Quelques phrases plus loin, le Premier ministre commet un lapsus (révélateur ?) : «Investissement public», en arabe, est prononcé «Istiaâmar el âm» (colonisation publique). Eclats de rires dans les travées de l’Assemblée, des ping-pongs de regards et chuchotements complices parmi l’équipe fournie du gouvernement : 35 ministres et secrétaires d’Etat de la République, parmi les plus «chers» au monde. Payé (en moyenne) 350 000 DA (35 millions de centimes), le ministre est entouré d’une foultitude de privilèges et avantages. C’est d’autant plus «justifié» que le temps des «vaches grasses» s’y prête largement : les réserves de change ne cessent de grimper, dépassant les 193 milliards de dollars à fin septembre 2012, comme le rappelle M. Sellal «himself» aux députés. Une assemblée législative (462 députés, 27 de plus que la Chambre des représentants US) dont le budget est revu aussi à la hausse, passant à 6,5 milliards de dinars, soit 85 millions de dollars. Le budget de fonctionnement de l’APN se situe, certes, en dessous de celui de la présidence de la République (9,3 milliards de dinars,) mais il est trois fois plus important que celui du département ministériel du Tourisme et de l’Artisanat, du ministère de l’Aménagement du territoire/Environnement (2,7 milliards de dinars) ou de la Pêche et des Ressources halieutiques (2,2 milliards). Pour l’ex-député de l’opposition parlementaire Ali Brahimi, le scandale autour des indemnités mensuelles du député (300 000 DA) ne visent rien d’autre qu’à «détourner» l’attention des Algériens des «vrais privilégiés du système».

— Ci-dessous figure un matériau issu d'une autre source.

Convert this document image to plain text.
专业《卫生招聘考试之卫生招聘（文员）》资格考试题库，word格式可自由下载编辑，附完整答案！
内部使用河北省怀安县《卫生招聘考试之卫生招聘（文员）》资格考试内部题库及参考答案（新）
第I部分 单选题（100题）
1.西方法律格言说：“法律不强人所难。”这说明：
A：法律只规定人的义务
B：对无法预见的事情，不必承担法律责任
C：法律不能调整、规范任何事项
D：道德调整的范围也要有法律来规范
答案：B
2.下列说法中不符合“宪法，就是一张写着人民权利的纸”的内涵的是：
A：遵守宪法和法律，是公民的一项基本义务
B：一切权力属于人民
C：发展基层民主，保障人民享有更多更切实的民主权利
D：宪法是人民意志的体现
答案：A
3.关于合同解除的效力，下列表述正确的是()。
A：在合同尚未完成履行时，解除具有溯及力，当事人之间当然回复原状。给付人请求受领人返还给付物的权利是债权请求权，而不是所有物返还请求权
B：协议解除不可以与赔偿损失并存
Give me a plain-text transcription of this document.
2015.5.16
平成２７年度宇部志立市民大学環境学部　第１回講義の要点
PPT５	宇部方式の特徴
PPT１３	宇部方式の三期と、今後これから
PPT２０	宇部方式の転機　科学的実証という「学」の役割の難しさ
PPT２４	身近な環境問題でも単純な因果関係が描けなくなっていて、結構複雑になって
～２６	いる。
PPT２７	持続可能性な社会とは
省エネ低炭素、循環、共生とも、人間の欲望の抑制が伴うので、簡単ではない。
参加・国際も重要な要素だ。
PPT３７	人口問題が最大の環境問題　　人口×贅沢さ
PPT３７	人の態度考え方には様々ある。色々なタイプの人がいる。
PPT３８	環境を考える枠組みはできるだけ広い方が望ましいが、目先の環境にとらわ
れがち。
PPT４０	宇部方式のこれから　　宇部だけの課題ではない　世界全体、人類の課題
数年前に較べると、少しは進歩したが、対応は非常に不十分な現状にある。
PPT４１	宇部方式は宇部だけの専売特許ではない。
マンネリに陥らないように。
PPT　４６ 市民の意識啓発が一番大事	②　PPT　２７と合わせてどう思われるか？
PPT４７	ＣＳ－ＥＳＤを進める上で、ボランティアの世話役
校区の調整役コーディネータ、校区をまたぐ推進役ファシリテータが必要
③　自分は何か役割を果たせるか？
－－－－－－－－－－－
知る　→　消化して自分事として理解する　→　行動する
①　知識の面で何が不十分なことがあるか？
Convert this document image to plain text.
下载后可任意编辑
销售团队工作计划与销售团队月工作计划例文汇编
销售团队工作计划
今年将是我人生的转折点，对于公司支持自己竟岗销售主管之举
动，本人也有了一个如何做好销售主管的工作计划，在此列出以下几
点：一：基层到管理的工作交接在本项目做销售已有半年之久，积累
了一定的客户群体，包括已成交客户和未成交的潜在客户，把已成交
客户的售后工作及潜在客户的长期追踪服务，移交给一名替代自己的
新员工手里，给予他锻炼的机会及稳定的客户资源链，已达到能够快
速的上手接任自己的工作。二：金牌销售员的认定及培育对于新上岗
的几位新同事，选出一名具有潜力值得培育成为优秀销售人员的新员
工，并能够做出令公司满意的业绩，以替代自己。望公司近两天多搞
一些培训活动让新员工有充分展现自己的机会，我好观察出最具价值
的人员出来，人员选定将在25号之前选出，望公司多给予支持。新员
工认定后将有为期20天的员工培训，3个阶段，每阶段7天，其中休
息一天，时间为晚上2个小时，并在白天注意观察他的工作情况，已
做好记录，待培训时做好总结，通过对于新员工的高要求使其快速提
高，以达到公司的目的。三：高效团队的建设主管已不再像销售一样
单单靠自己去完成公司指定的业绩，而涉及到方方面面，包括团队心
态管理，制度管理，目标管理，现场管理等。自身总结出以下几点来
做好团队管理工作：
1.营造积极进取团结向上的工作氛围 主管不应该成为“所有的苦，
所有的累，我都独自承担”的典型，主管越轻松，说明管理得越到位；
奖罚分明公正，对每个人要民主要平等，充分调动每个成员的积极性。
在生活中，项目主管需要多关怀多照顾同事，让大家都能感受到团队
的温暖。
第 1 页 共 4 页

Les privilégiés du système
Les hauts cadres et fonctionnaires de l’Etat, les officiers supérieurs
des services de sécurité et de l’armée qui baignent dans le luxe et un
océan de prébendes et avantages divers, allant des lignes de crédit
illimité, concessions foncières, jusqu’aux petites prises en charge
médicales à l’étranger et parfois pour des «petits bobos». L’objectif
étant, d’après Brahimi, de «dévaloriser complètement la fonction
élective». Atteints du «syndrome hollandais» — dépendance totale aux
revenus des hydrocarbures —, l’Etat et ses hauts représentants, addicts
qu’ils sont aux avantages divers, rattachés (ou non) à la fonction, aux
salaires mirobolants, à commencer par celui du chef de l’Etat et des
membres du gouvernement (d’après Wakt El Djazaïr, édition du 4 octobre
2011,
le Président toucherait un salaire de 930 000 DA, soit 9 300 euros et
le Premier ministre 610 000 DA), sombrent dans le luxe que confèrent la
«belle» conjoncture, ignorant royalement The day after, l’après-pétrole.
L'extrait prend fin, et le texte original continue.